With an eye on a key regional election on May 9, however, the chancellor said she could 'understand the concerns' of the majority of Germans who are opposed to bailing out Greece.
'If Greece is ready to accept tough measures - and not just for one year, but for several years - then we have a good chance to keep and secure the euro as a stable currency for us all,' she said.
Earlier, the Commission said it was not in a position to say when talks on triggering the EU-IMF aid package would end. 'There is no deadline,' he said of the talks.
Meanwhile, the rate Greece must pay to borrow for 10 years rose above 9% today for the first time since it joined the euro zone in 2001. Analysts said the jump in the interest rate, or yield, reflected uncertainty about how the EU-IMF rescue would work and if it would be enough.
The yield or rate of return on benchmark Greek government 10-year bonds surged today to almost 9.5% from 8.68% on Friday.
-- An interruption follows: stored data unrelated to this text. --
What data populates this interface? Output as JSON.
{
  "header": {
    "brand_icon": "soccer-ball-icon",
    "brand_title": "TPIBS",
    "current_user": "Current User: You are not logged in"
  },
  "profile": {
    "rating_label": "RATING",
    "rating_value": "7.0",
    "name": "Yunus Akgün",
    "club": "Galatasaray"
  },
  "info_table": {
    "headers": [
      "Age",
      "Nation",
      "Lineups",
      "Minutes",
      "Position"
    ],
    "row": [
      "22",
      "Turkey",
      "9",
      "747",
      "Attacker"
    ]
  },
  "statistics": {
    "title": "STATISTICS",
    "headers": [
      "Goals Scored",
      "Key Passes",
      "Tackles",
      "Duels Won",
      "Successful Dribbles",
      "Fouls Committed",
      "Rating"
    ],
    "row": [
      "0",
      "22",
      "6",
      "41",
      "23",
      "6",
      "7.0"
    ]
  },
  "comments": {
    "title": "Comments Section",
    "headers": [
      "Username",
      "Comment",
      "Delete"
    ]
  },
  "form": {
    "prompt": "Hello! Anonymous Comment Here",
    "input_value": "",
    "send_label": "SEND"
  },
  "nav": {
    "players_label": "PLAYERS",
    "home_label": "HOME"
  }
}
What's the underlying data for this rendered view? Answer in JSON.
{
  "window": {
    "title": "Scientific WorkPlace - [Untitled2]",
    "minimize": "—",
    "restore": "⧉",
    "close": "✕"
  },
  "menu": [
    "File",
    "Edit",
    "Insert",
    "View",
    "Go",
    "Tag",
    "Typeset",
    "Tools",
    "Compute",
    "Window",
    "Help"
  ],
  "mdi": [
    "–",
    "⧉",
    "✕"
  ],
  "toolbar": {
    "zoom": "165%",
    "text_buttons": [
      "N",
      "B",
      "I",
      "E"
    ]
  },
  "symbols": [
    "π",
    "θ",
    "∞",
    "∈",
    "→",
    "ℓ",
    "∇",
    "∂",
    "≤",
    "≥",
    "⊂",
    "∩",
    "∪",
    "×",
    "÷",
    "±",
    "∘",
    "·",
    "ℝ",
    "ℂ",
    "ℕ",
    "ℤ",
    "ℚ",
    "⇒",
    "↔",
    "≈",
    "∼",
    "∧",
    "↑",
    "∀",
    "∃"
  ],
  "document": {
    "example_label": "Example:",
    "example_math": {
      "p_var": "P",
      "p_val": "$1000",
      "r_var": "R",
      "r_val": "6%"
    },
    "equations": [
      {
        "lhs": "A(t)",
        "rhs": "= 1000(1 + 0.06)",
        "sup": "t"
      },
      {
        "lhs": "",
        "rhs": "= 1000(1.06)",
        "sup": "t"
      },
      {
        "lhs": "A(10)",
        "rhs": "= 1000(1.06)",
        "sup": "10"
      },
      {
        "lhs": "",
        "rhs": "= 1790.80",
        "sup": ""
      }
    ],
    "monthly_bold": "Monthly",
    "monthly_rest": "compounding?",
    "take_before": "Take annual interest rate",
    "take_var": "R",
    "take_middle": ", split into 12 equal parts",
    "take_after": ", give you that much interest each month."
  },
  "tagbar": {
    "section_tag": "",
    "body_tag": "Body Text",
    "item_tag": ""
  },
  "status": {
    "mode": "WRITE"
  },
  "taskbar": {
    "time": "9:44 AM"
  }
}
The rate had hit a previous record high of close to 9% on Friday. Greece now has to offer more than double the rate the euro zone benchmark country Germany needs to offer to raise new funds.
Dealers said hardline comments from Germany on the tough conditions that will be set for any aid deal, and continuing delay in specific terms, allows the market free rein to trade down Greek debt.
On Friday, after months of uncertainty, Greece called on the EU and the IMF to activate a rescue deal worth about €45 billion, which includes emergency loans at about 5%.
The Greek issue dominated weekend IMF and Group of 20 meetings in Washington, with officials trying to nail down the details well before May 19 when some €8.5 billion of Greek debt falls due.